GSK tested its vaccine on about 25,000 participants age 60 and over from 17 countries across five continents. In the trial, seven people who got the company’s vaccine and 40 who got a placebo developed RSV lung infections with two or more symptoms lasting at least 24 hours. That is an efficacy of 82.6 percent. The European Medicines Agency’s committee for human medicines recommended the vaccine for approval on the strength of those data.

Moderna hasn’t yet published results from its vaccine trial in a scientific or medical journal, but it issued a press release in January with the numbers. The company gave its vaccine or a placebo to about 37,000 adults ages 60 and older in 22 countries. Only nine people in the vaccine group got lung infections with two or more symptoms compared with 55 in the placebo group, for a vaccine efficacy of 83.7 percent.

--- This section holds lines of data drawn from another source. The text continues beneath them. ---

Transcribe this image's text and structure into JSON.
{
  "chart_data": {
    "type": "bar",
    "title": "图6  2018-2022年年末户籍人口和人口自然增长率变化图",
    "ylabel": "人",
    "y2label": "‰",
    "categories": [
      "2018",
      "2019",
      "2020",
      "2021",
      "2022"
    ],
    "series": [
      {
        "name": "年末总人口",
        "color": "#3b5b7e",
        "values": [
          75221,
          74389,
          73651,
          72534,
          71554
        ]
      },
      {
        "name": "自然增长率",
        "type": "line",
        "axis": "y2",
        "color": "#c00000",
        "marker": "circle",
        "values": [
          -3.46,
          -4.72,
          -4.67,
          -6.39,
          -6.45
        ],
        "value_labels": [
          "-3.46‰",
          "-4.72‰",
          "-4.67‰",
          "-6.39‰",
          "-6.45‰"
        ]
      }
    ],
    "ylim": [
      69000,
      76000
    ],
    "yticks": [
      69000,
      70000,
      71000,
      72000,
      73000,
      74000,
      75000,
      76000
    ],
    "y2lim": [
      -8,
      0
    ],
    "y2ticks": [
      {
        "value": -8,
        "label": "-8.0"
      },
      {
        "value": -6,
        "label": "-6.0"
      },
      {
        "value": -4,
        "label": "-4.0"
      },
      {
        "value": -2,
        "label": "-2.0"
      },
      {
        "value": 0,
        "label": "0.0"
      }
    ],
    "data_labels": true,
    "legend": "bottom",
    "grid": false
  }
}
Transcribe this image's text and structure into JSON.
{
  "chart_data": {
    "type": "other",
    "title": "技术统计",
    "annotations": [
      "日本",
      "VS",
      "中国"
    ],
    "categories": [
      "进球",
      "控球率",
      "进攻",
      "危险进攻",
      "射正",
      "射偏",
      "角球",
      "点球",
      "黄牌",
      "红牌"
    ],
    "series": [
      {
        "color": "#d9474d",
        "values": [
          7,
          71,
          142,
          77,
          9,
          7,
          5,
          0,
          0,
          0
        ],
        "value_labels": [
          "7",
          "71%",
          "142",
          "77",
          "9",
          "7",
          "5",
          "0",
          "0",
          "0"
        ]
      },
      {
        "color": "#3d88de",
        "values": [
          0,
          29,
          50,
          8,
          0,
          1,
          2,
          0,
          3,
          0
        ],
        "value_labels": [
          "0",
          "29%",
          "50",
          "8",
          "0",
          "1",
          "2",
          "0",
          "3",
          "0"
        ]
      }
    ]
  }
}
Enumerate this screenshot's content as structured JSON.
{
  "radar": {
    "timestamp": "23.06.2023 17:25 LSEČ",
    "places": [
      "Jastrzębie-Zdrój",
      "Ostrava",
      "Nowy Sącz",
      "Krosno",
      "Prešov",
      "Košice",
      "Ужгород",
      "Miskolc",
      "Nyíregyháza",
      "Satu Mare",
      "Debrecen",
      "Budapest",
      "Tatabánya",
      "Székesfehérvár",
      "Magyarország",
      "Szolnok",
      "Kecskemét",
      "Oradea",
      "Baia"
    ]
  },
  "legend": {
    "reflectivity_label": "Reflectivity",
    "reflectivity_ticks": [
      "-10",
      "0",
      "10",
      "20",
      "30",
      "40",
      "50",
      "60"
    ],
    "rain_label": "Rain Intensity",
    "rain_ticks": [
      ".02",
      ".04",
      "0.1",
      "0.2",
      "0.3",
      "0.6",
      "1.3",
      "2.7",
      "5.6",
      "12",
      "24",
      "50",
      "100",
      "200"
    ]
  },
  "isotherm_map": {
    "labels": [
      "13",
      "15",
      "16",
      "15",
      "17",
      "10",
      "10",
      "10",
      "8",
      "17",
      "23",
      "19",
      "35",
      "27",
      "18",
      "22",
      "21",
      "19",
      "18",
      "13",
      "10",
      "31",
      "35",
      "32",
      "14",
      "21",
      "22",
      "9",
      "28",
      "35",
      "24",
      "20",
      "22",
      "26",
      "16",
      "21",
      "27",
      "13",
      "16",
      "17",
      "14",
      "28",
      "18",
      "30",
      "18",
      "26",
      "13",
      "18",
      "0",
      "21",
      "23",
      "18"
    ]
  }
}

Bavarian Nordic gave healthy 18- to 50-year-olds a shot of vaccine or placebo and then purposely gave them RSV in a human challenge trial (SN: 2/18/21). The vaccine prevented symptomatic infections with 79 percent efficacy, the company reported in a press release in 2021. But that was among healthy younger adults who have less risk of severe complications than elderly people do.

Bavarian Nordic also conducted a clinical trial in the United States and Germany of 20,000 people age 60 and older. Results of the study should be available later this year, Costa said.

Without masking and social distancing, RSV probably isn’t going to disappear again. As for the new vaccines and monoclonal antibodies, they probably won’t stop RSV’s spread. But they may at least protect the most vulnerable among us against the virus’s worst effects.